Procédure devant la Cour :
Par une requête, enregistrée le 24 juillet 2017, M. K... D..., représenté par Me F..., demande à la Cour :
1°) d'annuler ce jugement du tribunal administratif de Marseille ;
2°) d'annuler les décisions du 3 avril 2017 par lesquelles le préfet des Bouches-du-Rhône lui a fait obligation de quitter le territoire français et a fixé le pays à destination duquel il pourra être éloigné ;
3°) d'enjoindre au préfet des Bouches-du-Rhône de réexaminer sa situation dans un délai d'un mois à compter de la notification de l'arrêt à intervenir et sous astreinte de 50 euros par jour de retard ;
4°) de mettre à la charge de l'État, sur le fondement de l'article L. 761-1 du code de justice administrative et de l'article 37 de la loi du 10 juillet 1991, la somme de 1 800 euros à verser à Me F..., qui s'engage à renoncer à percevoir la part contributive de l'État au titre de l'aide juridictionnelle.
Il soutient que :
- les décisions contenues dans l'arrêté en litige sont insuffisamment motivées ;
- les décisions contenues dans l'arrêté en litige ont été signées par une autorité incompétente ;
- les décisions contenues dans l'arrêté en litige ont été prises en méconnaissance du principe général du droit à être entendu ;
- la décision lui refusant l'admission au séjour a méconnu les dispositions du 7° de l'article L. 313-11 du code de l'entrée et du séjour des étrangers et du droit d'asile et est entachée d'erreur d'appréciation ;
- la décision lui refusant l'admission au séjour a méconnu les stipulations de l'article 8 de la convention européenne de sauvegarde des droits de l'homme et des libertés fondamentales ;
- la décision lui refusant l'admission au séjour a méconnu les dispositions de la circulaire " Valls " du 28 novembre 2012 ;
- la décision de refus de titre de séjour a méconnu les stipulations de l'article 3-1 de la convention internationale relative aux droits de l'enfant ;
- la décision de refus de titre de séjour est entachée d'erreur manifeste d'appréciation ;
- la décision fixant le pays de destination de la mesure d'éloignement porte une atteinte excessive à son droit au respect de sa vie privée et familiale et est entachée d'erreur manifeste d'appréciation ;
- la décision fixant le pays de destination est dépourvue de base légale du fait de l'illégalité de la décision portant obligation de quitter le territoire français.

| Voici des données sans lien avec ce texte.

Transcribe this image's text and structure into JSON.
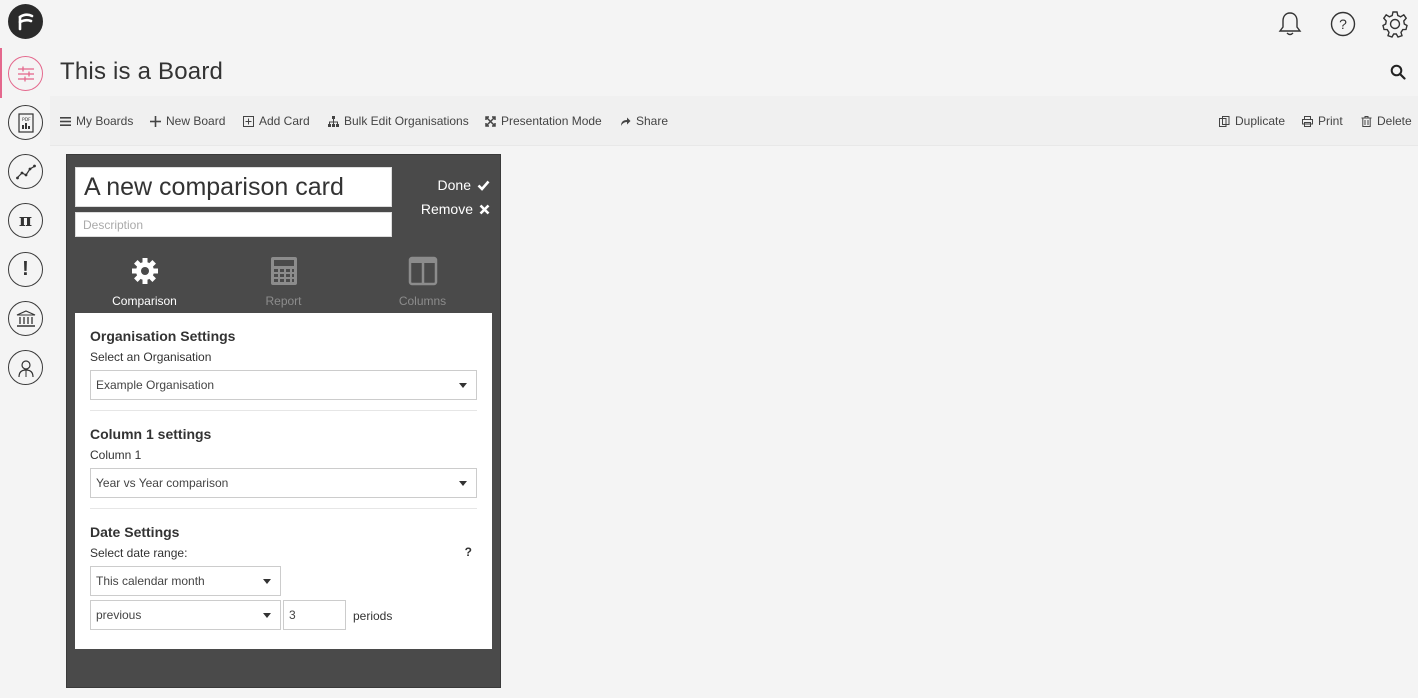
{
  "header": {
    "title": "This is a Board"
  },
  "sidebar": {
    "items": [
      {
        "icon": "sliders-icon",
        "active": true
      },
      {
        "icon": "pdf-report-icon",
        "active": false
      },
      {
        "icon": "line-chart-icon",
        "active": false
      },
      {
        "icon": "pi-icon",
        "active": false
      },
      {
        "icon": "alert-icon",
        "active": false
      },
      {
        "icon": "bank-icon",
        "active": false
      },
      {
        "icon": "user-icon",
        "active": false
      }
    ]
  },
  "toolbar": {
    "my_boards": "My Boards",
    "new_board": "New Board",
    "add_card": "Add Card",
    "bulk_edit": "Bulk Edit Organisations",
    "presentation": "Presentation Mode",
    "share": "Share",
    "duplicate": "Duplicate",
    "print": "Print",
    "delete": "Delete"
  },
  "card": {
    "title": "A new comparison card",
    "description_placeholder": "Description",
    "done_label": "Done",
    "remove_label": "Remove",
    "tabs": [
      {
        "label": "Comparison",
        "active": true
      },
      {
        "label": "Report",
        "active": false
      },
      {
        "label": "Columns",
        "active": false
      }
    ],
    "org_settings": {
      "title": "Organisation Settings",
      "label": "Select an Organisation",
      "value": "Example Organisation"
    },
    "column_settings": {
      "title": "Column 1 settings",
      "label": "Column 1",
      "value": "Year vs Year comparison"
    },
    "date_settings": {
      "title": "Date Settings",
      "label": "Select date range:",
      "help": "?",
      "range_value": "This calendar month",
      "mode_value": "previous",
      "periods_value": "3",
      "periods_label": "periods"
    }
  },
  "colors": {
    "accent": "#e4688d",
    "card_bg": "#4a4a4a"
  }
}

Par un mémoire en défense, enregistré le 29 août 2017, le préfet des Bouches-du-Rhône conclut au rejet de la requête.
Il soutient que les moyens soulevés par M. D... ne sont pas fondés.
M. D... a été admis au bénéfice de l'aide juridictionnelle totale par une décision du 10 juillet 2017.
Vu les autres pièces du dossier.
Vu :
- la convention internationale relative aux droits de l'enfant, signée à New-York le 26 janvier 1990 ;
- la convention européenne de sauvegarde des droits de l'homme et des libertés fondamentales ;
- la charte des droits fondamentaux de l'Union européenne ;
- le code de l'entrée et du séjour des étrangers et du droit d'asile ;
- le code des relations du public avec l'administration ;
- la loi n° 91-647 du 10 juillet 1991 relative à l'aide juridique ;
- le code de justice administrative.
Le président de la formation de jugement a dispensé le rapporteur public, sur sa proposition, de prononcer des conclusions à l'audience.
Les parties ont été régulièrement averties du jour de l'audience.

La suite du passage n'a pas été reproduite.